It is a good idea to include language on employment applications that specifically authorizes you to conduct thorough background checks, but rest assured you are entitled to pre-screen employees. You just have to be careful how you use the information obtained.
Employers need to be especially careful in three areas.
First, employers may deny employment to someone with a conviction record only if there is a substantial relationship between the crime in question and the person's ability to perform the job. For example, you would be well within your rights to deny employment to a driver who has a reckless driving record. But you could not legally deny employment to a driver because he or she has a 15-year-old disorderly conduct conviction. Likewise, a bank may turn down a teller applicant because he or she has a shoplifting record but not because of a speeding citation.
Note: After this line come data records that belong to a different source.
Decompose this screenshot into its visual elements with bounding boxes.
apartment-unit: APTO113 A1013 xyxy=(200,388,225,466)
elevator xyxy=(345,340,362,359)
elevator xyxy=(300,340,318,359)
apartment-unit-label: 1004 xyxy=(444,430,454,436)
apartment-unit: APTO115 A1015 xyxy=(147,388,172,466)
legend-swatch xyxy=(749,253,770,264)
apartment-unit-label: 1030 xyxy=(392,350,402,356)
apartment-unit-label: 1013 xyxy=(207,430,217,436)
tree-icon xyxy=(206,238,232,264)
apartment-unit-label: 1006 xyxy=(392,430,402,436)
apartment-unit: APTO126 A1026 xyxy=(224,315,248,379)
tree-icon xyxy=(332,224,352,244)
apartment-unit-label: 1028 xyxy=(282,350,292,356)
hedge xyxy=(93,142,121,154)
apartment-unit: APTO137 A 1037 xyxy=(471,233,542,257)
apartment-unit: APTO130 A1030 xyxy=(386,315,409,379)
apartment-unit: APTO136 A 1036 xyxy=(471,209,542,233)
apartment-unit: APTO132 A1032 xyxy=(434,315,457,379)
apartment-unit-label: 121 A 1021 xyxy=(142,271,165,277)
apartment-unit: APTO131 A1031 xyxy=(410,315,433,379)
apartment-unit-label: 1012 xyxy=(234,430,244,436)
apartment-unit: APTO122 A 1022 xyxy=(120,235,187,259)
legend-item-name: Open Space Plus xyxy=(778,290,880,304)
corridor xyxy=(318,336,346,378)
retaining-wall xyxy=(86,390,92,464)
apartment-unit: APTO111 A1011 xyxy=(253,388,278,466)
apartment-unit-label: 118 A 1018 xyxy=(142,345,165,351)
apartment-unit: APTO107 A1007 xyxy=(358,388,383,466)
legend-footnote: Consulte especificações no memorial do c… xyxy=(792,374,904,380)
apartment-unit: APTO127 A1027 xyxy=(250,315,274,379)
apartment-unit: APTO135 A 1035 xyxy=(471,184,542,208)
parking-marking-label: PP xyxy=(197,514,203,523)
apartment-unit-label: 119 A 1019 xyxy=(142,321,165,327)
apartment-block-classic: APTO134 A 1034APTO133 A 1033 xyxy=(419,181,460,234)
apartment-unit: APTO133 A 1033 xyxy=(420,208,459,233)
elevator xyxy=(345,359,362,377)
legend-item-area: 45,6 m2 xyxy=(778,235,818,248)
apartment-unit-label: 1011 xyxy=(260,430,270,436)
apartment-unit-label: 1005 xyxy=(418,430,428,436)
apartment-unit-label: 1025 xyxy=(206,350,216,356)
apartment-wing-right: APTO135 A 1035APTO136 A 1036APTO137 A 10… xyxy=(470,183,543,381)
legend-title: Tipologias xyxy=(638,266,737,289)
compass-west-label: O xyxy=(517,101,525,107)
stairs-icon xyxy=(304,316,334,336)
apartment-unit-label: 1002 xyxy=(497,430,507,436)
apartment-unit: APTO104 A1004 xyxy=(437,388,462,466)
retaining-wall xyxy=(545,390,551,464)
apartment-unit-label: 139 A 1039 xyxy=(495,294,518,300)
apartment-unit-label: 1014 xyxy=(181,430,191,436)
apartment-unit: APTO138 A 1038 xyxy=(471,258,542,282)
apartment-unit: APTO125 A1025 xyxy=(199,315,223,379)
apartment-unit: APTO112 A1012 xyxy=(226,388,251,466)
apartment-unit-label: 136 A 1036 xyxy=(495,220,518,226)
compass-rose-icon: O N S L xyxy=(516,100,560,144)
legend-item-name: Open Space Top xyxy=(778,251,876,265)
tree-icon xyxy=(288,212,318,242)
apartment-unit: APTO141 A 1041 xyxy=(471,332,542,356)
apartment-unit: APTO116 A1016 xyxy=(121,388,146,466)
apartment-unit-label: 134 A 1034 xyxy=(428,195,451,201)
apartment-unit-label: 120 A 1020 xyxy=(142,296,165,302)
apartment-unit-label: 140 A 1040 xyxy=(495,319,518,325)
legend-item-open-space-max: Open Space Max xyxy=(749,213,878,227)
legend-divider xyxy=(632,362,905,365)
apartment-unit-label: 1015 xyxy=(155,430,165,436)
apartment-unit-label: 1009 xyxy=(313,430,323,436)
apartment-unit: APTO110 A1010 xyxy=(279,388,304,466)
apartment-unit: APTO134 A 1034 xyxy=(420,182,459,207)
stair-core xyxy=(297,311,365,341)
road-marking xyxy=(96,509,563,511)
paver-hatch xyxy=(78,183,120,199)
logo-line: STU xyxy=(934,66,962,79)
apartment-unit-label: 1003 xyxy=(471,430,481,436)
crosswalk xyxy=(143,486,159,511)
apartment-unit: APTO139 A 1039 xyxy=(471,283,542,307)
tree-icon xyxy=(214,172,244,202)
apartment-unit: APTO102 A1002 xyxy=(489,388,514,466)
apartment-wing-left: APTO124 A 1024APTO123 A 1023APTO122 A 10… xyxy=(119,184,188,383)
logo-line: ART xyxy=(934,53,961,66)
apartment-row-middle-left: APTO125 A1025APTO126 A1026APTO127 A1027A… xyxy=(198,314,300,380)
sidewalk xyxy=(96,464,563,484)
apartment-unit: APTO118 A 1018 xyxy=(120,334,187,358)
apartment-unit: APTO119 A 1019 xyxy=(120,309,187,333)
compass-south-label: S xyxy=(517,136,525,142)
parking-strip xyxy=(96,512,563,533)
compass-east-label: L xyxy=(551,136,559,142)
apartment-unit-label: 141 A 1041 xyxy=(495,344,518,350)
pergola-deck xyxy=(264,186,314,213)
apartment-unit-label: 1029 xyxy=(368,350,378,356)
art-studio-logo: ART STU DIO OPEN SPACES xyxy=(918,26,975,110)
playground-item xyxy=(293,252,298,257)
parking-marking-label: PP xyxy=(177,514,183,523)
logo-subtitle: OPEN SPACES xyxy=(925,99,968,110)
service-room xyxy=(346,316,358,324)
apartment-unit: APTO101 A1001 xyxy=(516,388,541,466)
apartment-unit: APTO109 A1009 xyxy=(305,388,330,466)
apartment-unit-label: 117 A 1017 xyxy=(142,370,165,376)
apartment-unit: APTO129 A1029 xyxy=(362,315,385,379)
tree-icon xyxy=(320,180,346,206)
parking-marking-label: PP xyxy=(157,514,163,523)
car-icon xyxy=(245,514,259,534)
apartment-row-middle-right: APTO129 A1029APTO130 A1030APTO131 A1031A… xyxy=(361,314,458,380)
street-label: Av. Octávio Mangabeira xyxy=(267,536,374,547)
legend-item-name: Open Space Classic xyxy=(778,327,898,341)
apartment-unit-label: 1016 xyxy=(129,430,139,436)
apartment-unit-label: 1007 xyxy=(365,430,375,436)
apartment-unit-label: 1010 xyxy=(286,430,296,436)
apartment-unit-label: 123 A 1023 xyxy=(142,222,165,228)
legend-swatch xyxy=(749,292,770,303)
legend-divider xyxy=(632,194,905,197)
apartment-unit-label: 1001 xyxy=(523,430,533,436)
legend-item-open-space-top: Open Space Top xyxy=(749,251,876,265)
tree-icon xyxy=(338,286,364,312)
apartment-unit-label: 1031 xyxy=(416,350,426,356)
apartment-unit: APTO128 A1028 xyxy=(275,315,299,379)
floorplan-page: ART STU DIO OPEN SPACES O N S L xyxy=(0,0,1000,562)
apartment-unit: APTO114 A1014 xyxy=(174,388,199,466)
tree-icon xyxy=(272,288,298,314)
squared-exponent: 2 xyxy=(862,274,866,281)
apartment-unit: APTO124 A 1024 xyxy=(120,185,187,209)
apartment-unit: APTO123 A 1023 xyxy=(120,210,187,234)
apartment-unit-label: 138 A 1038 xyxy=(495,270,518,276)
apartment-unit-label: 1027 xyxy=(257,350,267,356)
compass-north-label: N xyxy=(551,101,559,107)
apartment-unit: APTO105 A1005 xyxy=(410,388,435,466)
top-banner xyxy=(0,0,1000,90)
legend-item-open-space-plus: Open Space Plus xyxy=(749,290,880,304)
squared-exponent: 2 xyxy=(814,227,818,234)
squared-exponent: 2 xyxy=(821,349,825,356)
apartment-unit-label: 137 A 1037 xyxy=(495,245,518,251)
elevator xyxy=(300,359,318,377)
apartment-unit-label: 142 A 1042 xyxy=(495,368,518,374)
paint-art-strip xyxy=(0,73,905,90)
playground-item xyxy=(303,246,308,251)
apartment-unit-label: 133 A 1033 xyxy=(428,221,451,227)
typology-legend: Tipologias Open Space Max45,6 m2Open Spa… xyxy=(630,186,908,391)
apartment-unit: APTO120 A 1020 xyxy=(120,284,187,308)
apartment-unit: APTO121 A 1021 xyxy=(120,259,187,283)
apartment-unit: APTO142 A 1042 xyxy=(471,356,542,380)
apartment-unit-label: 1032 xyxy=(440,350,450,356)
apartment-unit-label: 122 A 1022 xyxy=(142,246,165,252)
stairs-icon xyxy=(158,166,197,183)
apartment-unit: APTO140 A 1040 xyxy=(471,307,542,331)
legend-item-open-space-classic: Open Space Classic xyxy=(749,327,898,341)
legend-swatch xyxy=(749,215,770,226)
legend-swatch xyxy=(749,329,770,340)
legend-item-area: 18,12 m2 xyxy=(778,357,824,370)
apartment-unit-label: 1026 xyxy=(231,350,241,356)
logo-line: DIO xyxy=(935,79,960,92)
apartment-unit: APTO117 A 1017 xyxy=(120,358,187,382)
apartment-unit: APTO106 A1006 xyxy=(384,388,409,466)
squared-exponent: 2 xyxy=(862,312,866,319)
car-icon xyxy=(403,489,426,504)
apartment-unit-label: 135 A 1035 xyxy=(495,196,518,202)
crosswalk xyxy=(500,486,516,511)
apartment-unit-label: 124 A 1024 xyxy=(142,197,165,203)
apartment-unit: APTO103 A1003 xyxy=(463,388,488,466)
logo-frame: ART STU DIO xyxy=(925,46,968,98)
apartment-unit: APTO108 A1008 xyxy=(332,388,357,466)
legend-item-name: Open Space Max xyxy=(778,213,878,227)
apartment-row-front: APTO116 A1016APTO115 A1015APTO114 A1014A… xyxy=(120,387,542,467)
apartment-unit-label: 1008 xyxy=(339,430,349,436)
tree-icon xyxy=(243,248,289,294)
Employers who adapt a cart blanche rule of refusing to hire anyone with a conviction regardless of whether there is such a substantial relationship could be held liable for employment discrimination in Wisconsin and certain other states.
Second, you may also screen a potential applicant's financial history. If you do it yourself, there is minimal risk. If, however, you use a credit reporting agency or other third party, you must have the applicant's signed authorization in advance and assure him or her certain rights, such as the opportunity to see the information you obtained if you deny employment. That enables applicants to know what you heard from third parties so they may dispute it if they choose. This right is especially important in this age of identity theft.
Finally, if you're going to conduct background checks, it is advisable to do so uniformly across all employee groups to minimize the risk of employment discrimination claims based upon race, national origin, sex, disability or other prohibited grounds. That doesn't mean that if you pre-screen for one position, you must do so for all. It just means that if you are going to pre-screen for one secretary, it is advisable to do so for all secretaries. If you are going to pre-screen for one driver, it would be best to pre-screen all potential drivers.
Some industries, such as health care, child care and certain financial institutions, are required to do background checks, but it is a good idea for any company that wants to decrease employee turnover, protect itself from liability claims and build a high-functioning, productive team.